Wrath of Man is a definite swerve for Ritchie. While many (really, most) of his films are about criminals and the underworld they live in, he generally directs films about made men with hearts of gold. Sure, they’re bad guys but they aren’t really bad guys. Wrath of Man isn’t really the same. H might have some moral convictions, and he knows there are guys out there worse than him and his crew, but he’s also a cold-blooded killer who doesn’t really care about most of humanity. They can live or die, so long as the jobs he pulls are done cleanly.
This forces the film to take some narrative jogs to keep us invested in H and his quest for vengeance. We don’t open with H, instead seeing the armored truck robbery that sets the events in motion. Then, as if this were a Quentin Tarantino film (although, I would argue, done better), we bounce forward and backwards in time to see H, get invested in who he is, and then learn who he was before the inciting incident that left his son dead. The film wraps in and around itself to keep you guessing, which isn’t a bad thing, but it does this because if you knew who H was from the outset you’d think him as bad as everyone else, and then you wouldn’t be able to root for him.
H, which stands for Patrick Hill, is actually a criminal boss, who, for years, ran a crew in Los Angeles. He did have his limits (such as not getting into white slavery, especially not with underage girls) but we get the vibe that he was a bad man who did bad things so he and his men could get paid. Certainly the FBI isn’t entirely happy to have him out on the streets, on a quest for revenge, and there are brushes between him and the G-men that color in some past. However the only reason we can like him is because we know there are worse men out there, and, per the film’s logic, sometimes it takes a killer to catch a killer.
Helping to sell this is Statham. This is one of his darker movies, where the actor gives a performance that lacks much of his normal bright personality and shining charisma. Statham is a solid actor, and he plays H very well. I wouldn’t necessarily say it’s an against-type performance since he’s played plenty of criminals before, mostly for Ritchie. Still, though, this isn’t your standard Statham character, and I think plenty of people would be turned off by his character and this performance because of that.
Similarly, I think the movie might be too dark for some audiences to enjoy.

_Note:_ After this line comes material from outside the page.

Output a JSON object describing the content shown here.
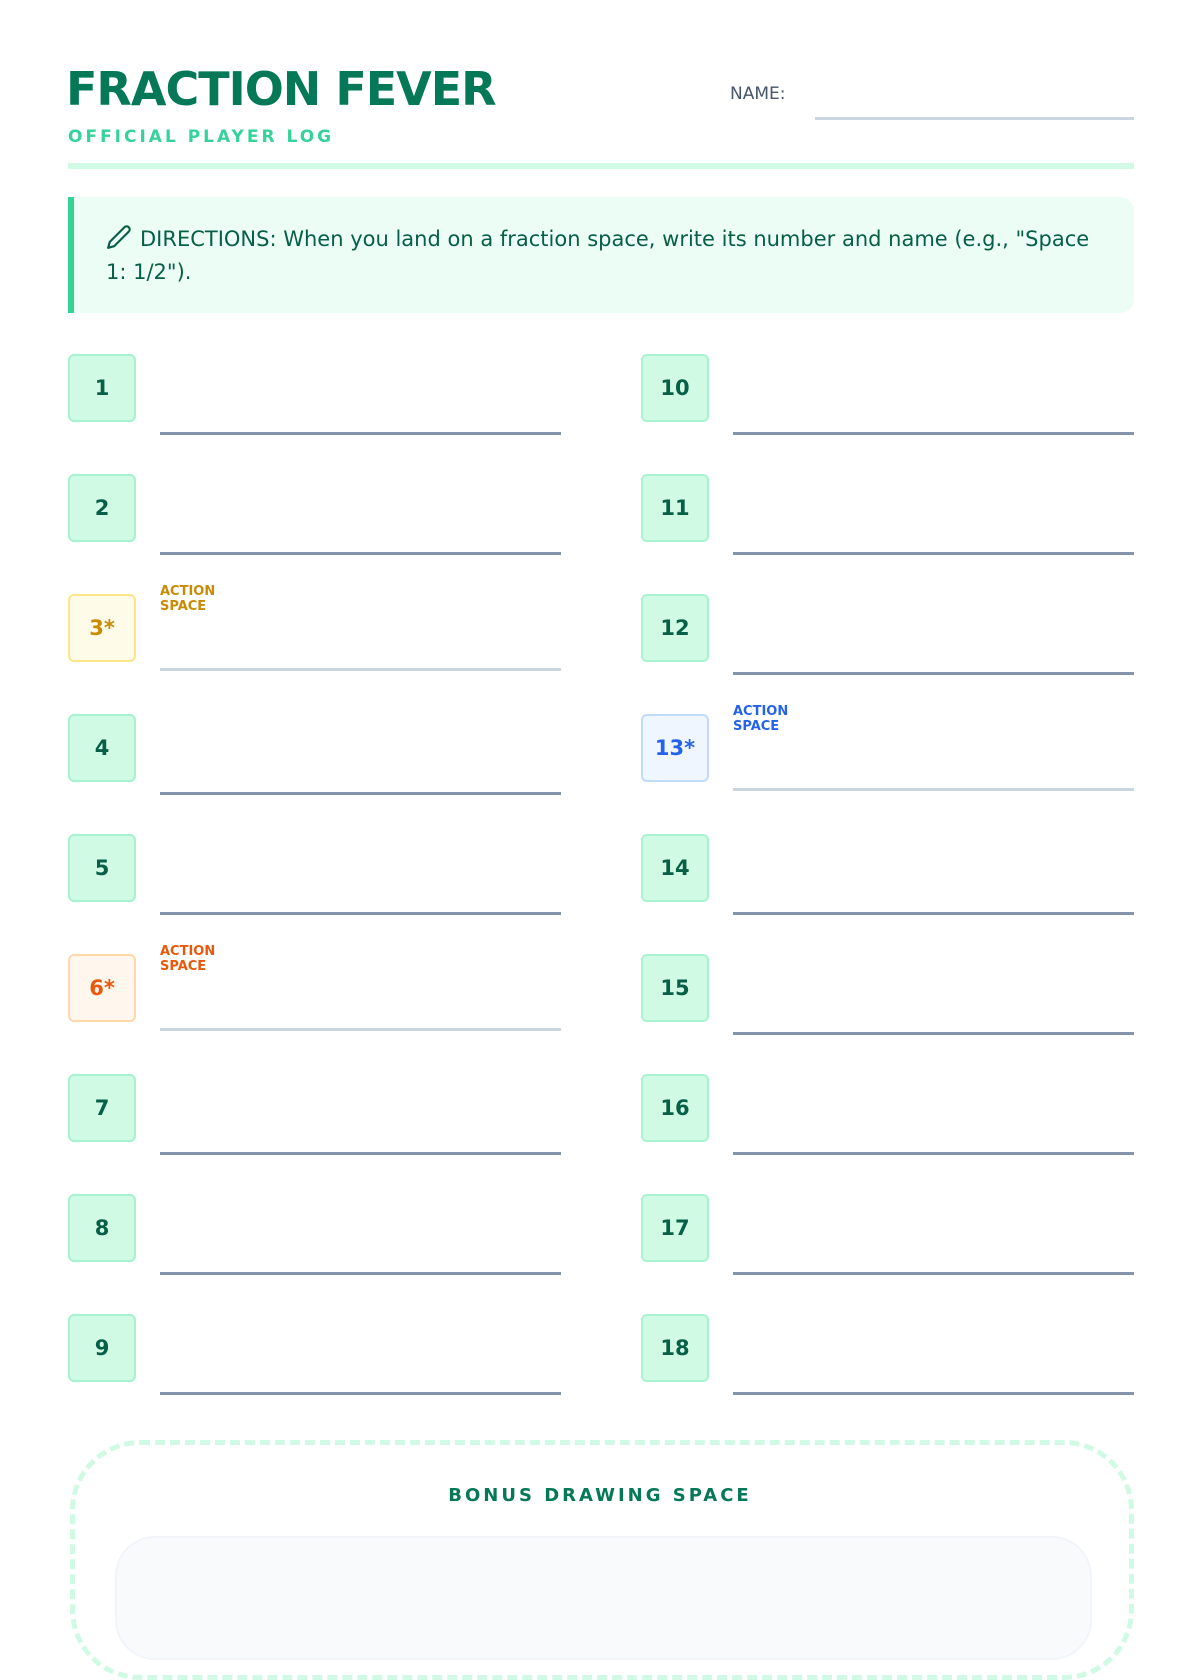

A very bad man hunting down worse people is a story that won’t jive with everyone. Sure, the film did fairly well, but I could see how if the tone were a little brighter, if H were a little less dark and brooding, maybe the film could have done even better. That said, I think it would have compromised Ritchie’s vision, and I respect the writer/director for going all in and wallowing in this world of darkness and evil.
Wrath of Man isn’t for everyone, but I do think it's one of Ritchie’s stronger films. It shows the director’s aplomb behind the camera while giving us a tale that isn’t another repeat of everything he’s done before. It’s different and darker than the director normally produces, but that is actually to the film’s credit. It might not be for everyone, but those that can, get through it will see the director firing on all cylinders, exploring the genre he helped perfect. It’s good when a director is willing to step outside their normal works and, with how this film plays out, it does feel like Ritchie pushed himself. That makes for a stronger film, even if not everyone will enjoy it.